Na Califórnia, ex-atletas pedem que maconha deixe de ser doping

SANTA MÔNICA, EUA (FOLHAPRESS) – O ex-jogador da NFL Ricky Williams liderava uma sessão de ioga na praia de Santa Mônica, num sábado, enquanto a neblina da manhã se misturava a outras névoas de cheiros adocicados. Maconha era consumida de forma discreta, mesmo com policiais circulando pelo local.

A aula serviu de aquecimento para uma corrida de 6km no calçadão e também para alongar os lutadores de jiu-jitsu, que mais tarde se apresentariam num tatame improvisado. Ao terminar suas saudações ao sol, Williams tirou selfies com fãs e distribuiu amostras de um creme de massagem feito de cannabis e outras ervas.

“Queremos mostrar que usuários de cannabis não são preguiçosos, desmotivados ou lesados. Queremos acabar com o estigma de milhares de pessoas que usam num estilo de vida saudável e responsável”, explica Jim McAlpine, criador do evento 420 Games, que acontece em algumas cidades da costa oeste americana desde 2014. O número é uma referência ao horário 4h20, simbólico entre maconheiros. O evento também teve jogos de basquete, exibições de skate e dezenas de empresas exibindo produtos.

Desde janeiro, a droga foi legalizada para maiores de 21 anos na Califórnia, ainda que o governo federal continue a considerando ilegal. Médicos alertam que o consumo pode aumentar o risco de doenças mentais, como esquizofrenia.

Cerca de 4.500 pessoas participaram do 420 Games no final de semana, incluindo 800 que tomaram o percurso de 6km (ou 4,20 milhas) correndo, patinando ou de bicicleta. Katherine Donovan, 36, foi a primeira corredora a terminar, em 30 minutos. No café da manhã, ela comeu um biscoito e um pão com pasta de amendoim, tudo feito com cannabis.

“Estou ótima, foi uma corrida divertida”, disse Donovan na linha de chegada. Ela trabalha com educação e começou a consumir um ano atrás para substituir medicamentos de dor após uma lesão na bacia. Hoje, cozinha quase todos os dias com óleo de cannabis e gosta de consumir antes de corridas longas. “Sinto que fico mais focada no movimento”.
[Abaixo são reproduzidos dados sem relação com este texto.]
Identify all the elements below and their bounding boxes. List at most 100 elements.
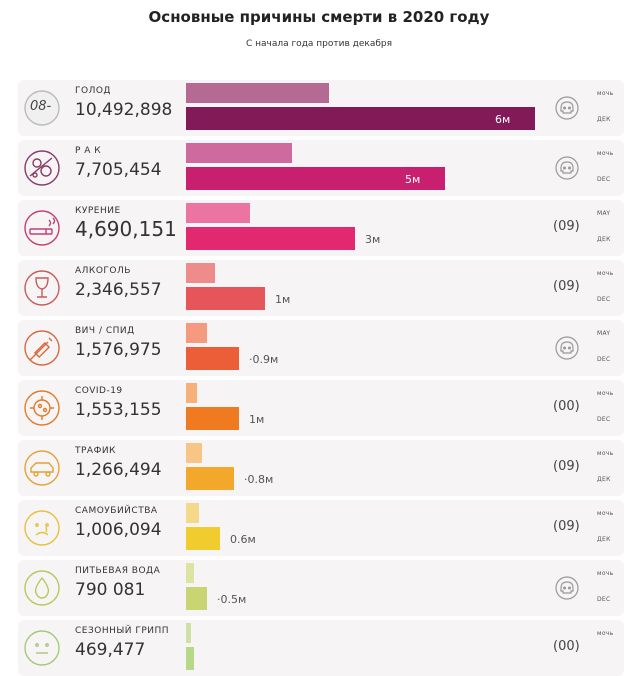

McAlpine gosta de dizer que seus eventos são familiares e pede para que seus participantes “se mediquem” em casa e não no local. Ele também reconhece que misturar maconha com exercício não é para todo mundo, já que há quem se sinta descoordenado.

Williams, que jogou 12 temporadas da NFL como running back, não fumava antes de seus jogos e sim apenas para recuperação física e mental. “Jogar na liga era muito stress”, disse à Folha.

Ele foi pego em testes de substâncias ilegais e se aposentou temporariamente em 2004 do Miami Dolphins. Foi estudar ayurveda, sistema milenar de medicina indiana, e virou instrutor de ioga. “Eu era o esquisitão da NFL, mas não me arrependo”, disse, rindo.

“A mágica da cannabis é que liga corpo, mente e alma. Às vezes, o consumo pode liberar sua mente para deixar seu corpo mais livre em seus movimentos. Fazer isto todo dia antes de um treino, acho exagero, não faz bem. As pessoas precisam se educar e aprender a usar”.

Hoje, diversos ex-atletas da NFL defendem a retirada da droga da lista de doping e criaram o grupo Gridiron Cannabis Coalition para fomentar estudos e campanhas.

SAIBA MAIS

Alguns esportes já são tolerantes com maconha, caso da liga mundial de surfe. A NBA, por exemplo, só suspende atletas a partir da terceira vez que ele for flagrado.

Esportes olímpicos a partir de Tóquio-2020, o skate e o surfe não têm antidoping. Eles terão que se adequar por causa dos Jogos.

A quantidade de maconha tolerada pela Wada (Agência Mundial Antidoping) desde 2013 praticamente só pune quem usou a droga no dia da competição.